Eine Alternative zu herkömmlichen Schallschutzwänden ist das Lärmschutzsystem 'Helix Compacta' des schwäbischen Unternehmens Helix Pflanzensysteme. Es bietet eine bessere Schalldämmung als viele herkömmliche Systeme und ist als „hoch absorbierend“ eingestuft. Zudem ist es platzsparend, flexibel einsetzbar und durch die integrierte Bepflanzung von Anfang an beidseitig begrünt.
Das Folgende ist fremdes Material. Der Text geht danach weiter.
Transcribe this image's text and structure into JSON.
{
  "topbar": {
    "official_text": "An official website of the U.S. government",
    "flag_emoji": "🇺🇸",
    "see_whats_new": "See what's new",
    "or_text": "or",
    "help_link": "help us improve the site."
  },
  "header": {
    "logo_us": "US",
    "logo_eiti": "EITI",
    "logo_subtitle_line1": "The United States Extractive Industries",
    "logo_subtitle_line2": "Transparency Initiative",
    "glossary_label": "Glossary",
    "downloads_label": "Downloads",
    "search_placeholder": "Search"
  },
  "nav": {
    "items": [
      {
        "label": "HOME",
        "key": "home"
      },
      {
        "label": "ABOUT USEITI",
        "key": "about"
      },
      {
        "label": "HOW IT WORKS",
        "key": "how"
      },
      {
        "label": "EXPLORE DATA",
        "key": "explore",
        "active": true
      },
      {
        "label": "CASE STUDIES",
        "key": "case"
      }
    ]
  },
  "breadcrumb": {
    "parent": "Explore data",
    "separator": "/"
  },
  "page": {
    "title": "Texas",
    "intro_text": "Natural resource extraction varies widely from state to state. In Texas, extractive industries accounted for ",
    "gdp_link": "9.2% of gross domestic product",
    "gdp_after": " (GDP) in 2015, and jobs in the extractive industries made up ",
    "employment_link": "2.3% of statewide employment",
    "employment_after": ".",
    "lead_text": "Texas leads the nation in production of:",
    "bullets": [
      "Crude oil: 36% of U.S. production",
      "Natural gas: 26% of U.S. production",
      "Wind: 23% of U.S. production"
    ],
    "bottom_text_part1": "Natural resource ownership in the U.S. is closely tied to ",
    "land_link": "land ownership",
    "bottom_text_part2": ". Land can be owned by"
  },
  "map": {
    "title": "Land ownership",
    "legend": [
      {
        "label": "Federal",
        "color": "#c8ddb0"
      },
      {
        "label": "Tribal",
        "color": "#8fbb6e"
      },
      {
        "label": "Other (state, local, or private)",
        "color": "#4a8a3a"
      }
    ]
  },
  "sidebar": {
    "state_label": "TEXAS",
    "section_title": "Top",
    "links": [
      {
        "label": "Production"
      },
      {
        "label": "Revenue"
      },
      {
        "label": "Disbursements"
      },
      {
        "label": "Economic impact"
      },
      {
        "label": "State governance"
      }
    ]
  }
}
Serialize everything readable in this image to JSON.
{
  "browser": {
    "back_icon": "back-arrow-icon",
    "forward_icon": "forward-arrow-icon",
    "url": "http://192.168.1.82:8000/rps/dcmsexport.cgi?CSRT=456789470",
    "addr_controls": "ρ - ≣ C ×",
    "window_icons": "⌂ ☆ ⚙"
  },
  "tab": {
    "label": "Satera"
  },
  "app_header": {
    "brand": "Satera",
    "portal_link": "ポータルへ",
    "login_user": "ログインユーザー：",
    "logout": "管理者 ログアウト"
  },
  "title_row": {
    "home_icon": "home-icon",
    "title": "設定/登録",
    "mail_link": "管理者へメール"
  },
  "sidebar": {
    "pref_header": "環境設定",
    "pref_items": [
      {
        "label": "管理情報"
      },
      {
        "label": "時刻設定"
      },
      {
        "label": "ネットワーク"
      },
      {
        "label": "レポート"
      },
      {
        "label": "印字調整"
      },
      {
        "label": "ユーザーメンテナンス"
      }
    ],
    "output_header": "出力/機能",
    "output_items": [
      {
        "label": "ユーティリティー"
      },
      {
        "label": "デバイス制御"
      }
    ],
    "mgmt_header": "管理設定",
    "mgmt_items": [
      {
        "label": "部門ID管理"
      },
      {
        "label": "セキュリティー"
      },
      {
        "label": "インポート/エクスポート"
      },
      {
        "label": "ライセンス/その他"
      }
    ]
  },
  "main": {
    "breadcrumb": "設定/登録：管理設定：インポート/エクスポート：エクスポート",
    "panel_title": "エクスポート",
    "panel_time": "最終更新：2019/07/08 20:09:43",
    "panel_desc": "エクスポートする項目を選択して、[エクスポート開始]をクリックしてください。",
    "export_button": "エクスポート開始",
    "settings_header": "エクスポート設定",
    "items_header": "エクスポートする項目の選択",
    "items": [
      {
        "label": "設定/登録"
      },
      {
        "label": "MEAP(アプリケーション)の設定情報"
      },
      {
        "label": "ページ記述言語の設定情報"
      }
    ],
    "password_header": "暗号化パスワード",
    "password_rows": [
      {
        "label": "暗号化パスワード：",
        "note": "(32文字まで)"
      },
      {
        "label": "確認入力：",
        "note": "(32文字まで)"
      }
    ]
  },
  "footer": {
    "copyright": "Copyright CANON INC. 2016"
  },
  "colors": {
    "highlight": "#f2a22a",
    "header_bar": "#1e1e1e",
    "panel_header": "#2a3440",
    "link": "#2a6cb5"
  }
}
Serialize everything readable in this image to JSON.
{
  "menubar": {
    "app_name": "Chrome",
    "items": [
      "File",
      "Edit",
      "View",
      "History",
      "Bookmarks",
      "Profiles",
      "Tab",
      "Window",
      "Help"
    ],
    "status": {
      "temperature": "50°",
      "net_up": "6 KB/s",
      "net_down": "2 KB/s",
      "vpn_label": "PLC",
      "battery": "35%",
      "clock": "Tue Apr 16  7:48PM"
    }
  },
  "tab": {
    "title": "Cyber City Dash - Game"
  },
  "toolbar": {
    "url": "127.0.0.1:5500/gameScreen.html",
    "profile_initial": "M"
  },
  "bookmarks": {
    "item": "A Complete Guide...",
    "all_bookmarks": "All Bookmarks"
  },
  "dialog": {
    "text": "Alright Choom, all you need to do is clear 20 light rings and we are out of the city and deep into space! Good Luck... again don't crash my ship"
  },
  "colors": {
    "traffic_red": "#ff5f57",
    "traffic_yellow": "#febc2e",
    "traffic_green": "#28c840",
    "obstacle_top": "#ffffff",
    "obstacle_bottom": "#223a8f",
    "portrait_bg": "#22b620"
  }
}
Autoabgase und die dadurch entstehenden Luftverunreinigungen sind schlecht für unsere Gesundheit, das ist hinlänglich bekannt. Verkehrslärm hingegen wird von vielen Menschen als nicht so gefährlich eingeschätzt. Dabei kann er unserer Gesundheit ebenfalls massiv schaden: Wer ständig einer Geräuschkulisse ausgesetzt ist, hat ein erhöhtes Risiko, einen Herzinfarkt oder Schlaganfall zu erleiden. Ein Lösungsansatz für das Problem: Lärmschutzwände. Sie verhindern, dass sich der Schall von Autostraßen und Bahntrassen ungehindert in die Wohngebiete ausbreiten kann. Allerdings sind diese Wände zumeist nicht das, was man sich aus ästhetischen Gesichtspunkten bei der Stadtplanung und Landschaftsgestaltung wünscht.

 

Eine Alternative zu den herkömmlichen Wänden ist das Lärmschutzsystem 'Helix Compacta' des schwäbischen Unternehmens Helix Pflanzensysteme. Es bietet eine bessere Schalldämmung als viele herkömmliche Systeme und ist als „hoch absorbierend“ eingestuft. Zudem ist es platzsparend, flexibel einsetzbar und durch die integrierte Bepflanzung von Anfang an beidseitig begrünt. So fügt es sich harmonisch in die Umgebung ein und sorgt ganz nebenbei für eine Klimaverbesserung im direkten Umfeld. Bei einem relativ kleinen Grundflächenverbrauch entsteht durch die Bepflanzung eine vergleichsweise große Vegetationsfläche, die Staub- und Schadstoffe aus der Luft bindet, Sauerstoff produziert und durch Verdunstung Feuchtigkeit abgibt, was im Sommer für Abkühlung im urbanen Raum sorgt.

 

Bei einer Wandbreite von nur 45 cm lassen sich mit 'Helix Compacta' Bauhöhen von 2 bis 4 m realisieren. Die Tragkonstruktion der Lärmschutzwand besteht aus verzinkten Doppelpfosten, die im Abstand von 2,5 m in Betonfundamente eingelassen werden. Nach Aushärten des Betons werden an die Pfosten vorn und hinten Stahlgitter – die bereits mit vorkultivierten Pflanzmatten bestückt sind – eingehängt und verschraubt. Der Raum zwischen den Gittern wird dann mit speziellem Vegetationssubstrat gefüllt, in das die Pflanzen einwurzeln.

 

Für das Lärmschutzsystem haben sich verschiedene Pflanzenarten bewährt. Angeboten werden heute Vegetationsmatten – die aus Kokosfasern bestehen – mit Klettergewächsen wie beispielsweise Efeu oder Wildem Wein sowie mit blühenden Stauden wie Geranium oder Bergenia. Je nach Vorliebe kann man sich für eine immergrüne Sorte oder eine bunte Mischung entscheiden. Dank der vorkultivierten Matten entfällt die lange Anwachszeit, was auch die Pflegekosten zu Beginn erheblich reduziert. Bereits zum Montagezeitpunkt sind die Wände etwa zur Hälfte mit Vegetation bedeckt. In der Wachstumsperiode sind sie dann innerhalb weniger Wochen komplett begrünt. Damit der Pflegeaufwand auch zukünftig möglichst gering bleibt, sorgt eine integrierte Tröpfchen-Bewässerung bei 'Helix Compacta' immer für die ausreichende Versorgung mit Feuchtigkeit und Dünger. Im Idealfall wird das Regenwasser von den Dächern der umliegenden Häuser in einer Zisterne gesammelt und für die Bewässerung genutzt.